"Kenapa pikiranmu terlalu jauh sampai ke arah sana?" tanya Panji pelan.
"Aku pikir semua laki laki mempunyai tujuan yang sama, hanya ingin bersenang-senang dengan perempuan, lalu perempuan itu di hempaskan begitu saja bila sarinya telah habis." ucap Aya menatap tajam ke arah Panji.
"Aku hanya ingin menolongmu, mengantarmu sampai rumah dengan selamat. Aku tidak ada maksud lain. Dan bila itu terjadi kamu bisa berteriak sekencang-kencangnya." ucap Panji dengan tenang.
Panji hanya merasa nyaman bersama Aya. Dirinya ingin selalu menjaga gadis impiannya ini.
Aya seperti tampak sedikit berpikir menimbang nimbang permintaan Panji yang sebenarnya tidak berlebihan.
Karena malam semakin larut dan dingin, Aya pun menyetujui bila harus diantarkan pulang oleh Panji. Sahabatnya Firman kini sudah tidak ada lagi di sisinya, jadi tidak mungkin Aya tetap bergantung pada orang yang sudah tidak ada lagi di kota ini.
"Oke tapi khusus malam ini saja." ucap Aya pelan.
"Aku siap menjadi supir roda duamu." ucap Panji terkekeh dan berjalan ke arah parkiran motornya.
Motor yang sudah tidak asing lagi. Motor matic Aya sudah di tambal. Kedua bannya pun terlihat baru seperti habis di ganti.
"Ban luarnya kamu ganti Mas?" ucap Aya pelan.
Panji pun hanya tersenyum tipis dan tidak menanggapi. Motornya sudah berjalan di atas aspal menuju rumah sederhana Aya.
Satu mobil merah masih terparkir di depan rumahnya. Sesuai dengan ucapan Kak Fadil ingin menemui Ibu karena ada hal yang penting.
"Aya... aku langsung pulang saja." ucap Panji yang merasa canggung bila harus bertemu Friska.

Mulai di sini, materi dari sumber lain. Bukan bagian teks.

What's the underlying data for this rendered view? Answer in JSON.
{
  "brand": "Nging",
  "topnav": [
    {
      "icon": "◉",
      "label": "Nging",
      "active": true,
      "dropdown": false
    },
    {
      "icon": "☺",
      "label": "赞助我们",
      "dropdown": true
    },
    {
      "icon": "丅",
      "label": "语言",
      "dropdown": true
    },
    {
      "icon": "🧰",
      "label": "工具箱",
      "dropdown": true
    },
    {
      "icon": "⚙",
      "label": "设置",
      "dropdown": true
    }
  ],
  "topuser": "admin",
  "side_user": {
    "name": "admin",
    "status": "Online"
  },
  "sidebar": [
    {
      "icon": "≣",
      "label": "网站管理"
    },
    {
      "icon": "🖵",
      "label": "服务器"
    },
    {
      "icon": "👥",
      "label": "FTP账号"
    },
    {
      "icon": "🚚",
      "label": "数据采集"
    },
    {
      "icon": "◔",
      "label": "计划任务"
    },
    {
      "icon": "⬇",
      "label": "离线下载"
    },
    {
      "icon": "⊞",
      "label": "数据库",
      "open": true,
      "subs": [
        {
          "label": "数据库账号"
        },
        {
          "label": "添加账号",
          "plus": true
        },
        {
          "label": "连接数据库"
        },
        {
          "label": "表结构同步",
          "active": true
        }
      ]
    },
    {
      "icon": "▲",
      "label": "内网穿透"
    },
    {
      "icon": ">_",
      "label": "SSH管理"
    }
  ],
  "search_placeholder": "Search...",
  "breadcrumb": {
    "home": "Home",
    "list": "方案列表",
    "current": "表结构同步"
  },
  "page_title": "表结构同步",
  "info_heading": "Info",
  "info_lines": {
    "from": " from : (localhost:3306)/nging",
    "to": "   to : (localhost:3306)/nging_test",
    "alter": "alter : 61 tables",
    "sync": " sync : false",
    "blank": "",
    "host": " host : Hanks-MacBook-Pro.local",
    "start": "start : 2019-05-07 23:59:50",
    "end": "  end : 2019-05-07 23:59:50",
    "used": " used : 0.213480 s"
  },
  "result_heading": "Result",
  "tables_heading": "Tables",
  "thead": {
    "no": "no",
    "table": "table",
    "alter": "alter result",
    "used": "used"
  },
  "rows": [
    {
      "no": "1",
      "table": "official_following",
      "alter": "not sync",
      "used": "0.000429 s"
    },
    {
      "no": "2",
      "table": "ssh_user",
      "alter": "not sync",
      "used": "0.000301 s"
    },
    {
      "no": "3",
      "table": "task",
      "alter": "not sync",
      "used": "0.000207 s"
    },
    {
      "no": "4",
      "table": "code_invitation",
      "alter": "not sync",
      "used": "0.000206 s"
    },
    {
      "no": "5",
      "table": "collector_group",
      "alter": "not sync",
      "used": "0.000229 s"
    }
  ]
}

"Kita tukar motor dulu. Itu motor kamu sudah ada di halaman." ucap Aya menjelaskan.
"Baiklah..." ucap Panji pelan. Panji pun turun dari motornya dan mendorong motor itu ke dalam halaman rumah.
Baru saja kakinya melangkah Aya mendegar suara ramai ramai dari dalam rumahnya. Ada suara Fathur yang terdengar histeris dan menangis sejadi jadinya.
Aya yang terkejut mendengar teriakan itu pun berlari masuk ke dalam rumah, di ikuti oleh Panji yang ikut berlari menuju sumber arah suara teriakan itu.
Didalam rumah itu terlihat Ibu Aya yang terlihat tidak sadarkan diri di pangkuan Fathur yang menangis. Didepannya ada Kak Fadil dan Mbak Friska yang terlihat shock.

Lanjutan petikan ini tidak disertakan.